Best Buy is moving to reverse their thus-far unprofitable year (they’ve reported a loss of nearly $2 billion in the quarter ending March 3) by shuttering 50 stores between now and the end of 2013.

But they’re not stopping there. Best Buy has studied the dynamics of their loss and concluded that the ways consumers buy electronics have irrevocably shifted. The big-box model, which is in large part how Best Buy has always done business, just isn’t working anymore. Online retailers offer a wider range of big-ticket items (plasma TVs, computers, game consoles) at prices with which the brick-and-mortar sellers — especially ones with big-box rent to pay — simply can’t compete.

So what do you do when your business model crumbles before your eyes? You can give up, of course. Or you can innovate. You can — pardon the pun — think outside the box.

Best Buy is trying a two-pronged approach. Think of them as dueling experiments. First, they’re inaugurating so-called “Connected Stores,” a sort of big-box lite, averaging about 20% smaller in terms square footage and designed with an emphasis on customer service and speedy shopping. Second, they’ll be opening a chain of much smaller outlets concentrating almost exclusively on mobile products. In both cases, and with the surviving big-boxes, they’ll be beefing up loyalty programs and offering free shipping wherever applicable.

Their solutions are yet unproven. Best Buy might yet go the way of Circuit City (remember them?) but they’ll not go down without a fight. They’re fighting the best way a business can: with innovation. Hats off to that.

The C4:
  1. In Q4 2011 (which ended March 3, 2012), Best Buy suffered losses of $1.7 billion, or $4.89 per share.
  2. In response, the company is moving to close 50 stores, eliminate an additional 400 corporate jobs and cut around $800 million in costs before the end of 2013.
  3. They’re also trying to shake up their business model, by testing alternatives to their traditional big-box approach, and with an increased emphasis on customer service.
  4. Win or lose, and with all respect to those about to lose their jobs, Best Buy deserves respect for trying to innovate their way back to success.

Monday, February 6, 2012

Indies v. Old Hands

You can't always tell a book by its, ummm, format.
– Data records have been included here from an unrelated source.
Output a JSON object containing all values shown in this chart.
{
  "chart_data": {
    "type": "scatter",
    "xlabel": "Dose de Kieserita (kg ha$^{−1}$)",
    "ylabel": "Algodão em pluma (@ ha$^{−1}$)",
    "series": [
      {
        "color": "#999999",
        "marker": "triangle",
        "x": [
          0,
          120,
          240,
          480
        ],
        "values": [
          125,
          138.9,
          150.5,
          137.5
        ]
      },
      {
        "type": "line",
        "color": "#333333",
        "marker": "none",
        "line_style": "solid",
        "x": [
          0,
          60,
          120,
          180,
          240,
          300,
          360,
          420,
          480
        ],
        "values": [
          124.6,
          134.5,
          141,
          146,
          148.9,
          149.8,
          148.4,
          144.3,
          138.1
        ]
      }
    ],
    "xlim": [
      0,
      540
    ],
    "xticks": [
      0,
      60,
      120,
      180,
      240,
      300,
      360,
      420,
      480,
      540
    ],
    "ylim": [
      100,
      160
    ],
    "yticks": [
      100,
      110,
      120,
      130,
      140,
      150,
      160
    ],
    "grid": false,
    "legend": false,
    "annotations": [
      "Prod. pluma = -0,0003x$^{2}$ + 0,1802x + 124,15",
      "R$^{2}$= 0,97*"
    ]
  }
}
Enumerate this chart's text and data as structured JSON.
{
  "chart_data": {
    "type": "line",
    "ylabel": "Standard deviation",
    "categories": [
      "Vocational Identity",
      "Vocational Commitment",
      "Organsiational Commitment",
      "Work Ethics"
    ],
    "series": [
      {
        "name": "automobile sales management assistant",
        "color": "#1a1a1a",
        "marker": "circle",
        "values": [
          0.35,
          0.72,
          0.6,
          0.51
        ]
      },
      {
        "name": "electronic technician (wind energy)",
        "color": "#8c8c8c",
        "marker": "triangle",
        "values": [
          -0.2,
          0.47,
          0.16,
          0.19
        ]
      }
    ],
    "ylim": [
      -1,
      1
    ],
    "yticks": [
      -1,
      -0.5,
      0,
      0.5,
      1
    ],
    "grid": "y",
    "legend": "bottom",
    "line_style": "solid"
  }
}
One of the most interesting emerging markets — emerging in the form of a deluge, that is — is ebooks. Kindle is king, but Amazon’s competitors (Nook, Kobo, etc.) contribute a healthy percentage of global sales, which will probably top a quarter billion units moved this year.

The interesting bit is the number of those units published by absolute independents (indies): content creators as editors, designers and Amazon-partnered media moguls.

That means a lot of dross gets in, but it isn’t all dross. The top-performing indies — Amanda Hocking, J.A. Konrath and Scott Nicholson among others — are completely outperforming the publishing powerhouses.

Traditional publishing is lost at sea with ebooks. They’re pricing them wrong, formatting them poorly and marketing them not at all. The best indies have mastered formatting, have found the sweet spot of pricing (.99 to 4.99), and are marketing like the self-interested creative types they are.

And they're cleaning up.

What comes next will be driven by technology, by the inventiveness of indies and by whether or not the traditionals get competitive. They could crush the indies if they simply dumped their entire backlists into the .99 e-bin.

Conversely, indies will probably better ride the next wave of innovation. The potentials are limitless. F'rinstance, since most ebooks are read on tablets, what’s stopping publishers from inserting video into ebooks?

And who sounds more likely to try that? The indie or the old hand?

The C4:
  1. Ebook sales are huge and growing, with over 115,000,000 units sold by Amazon alone last year. 
  2. Direct electronic publishing technology means we're all potential ebook sellers. 
  3. The market is straining under this flood.
  4. Motivated independents are seizing their opportunities and outperforming all competition — including the powerhouse New York book publishers.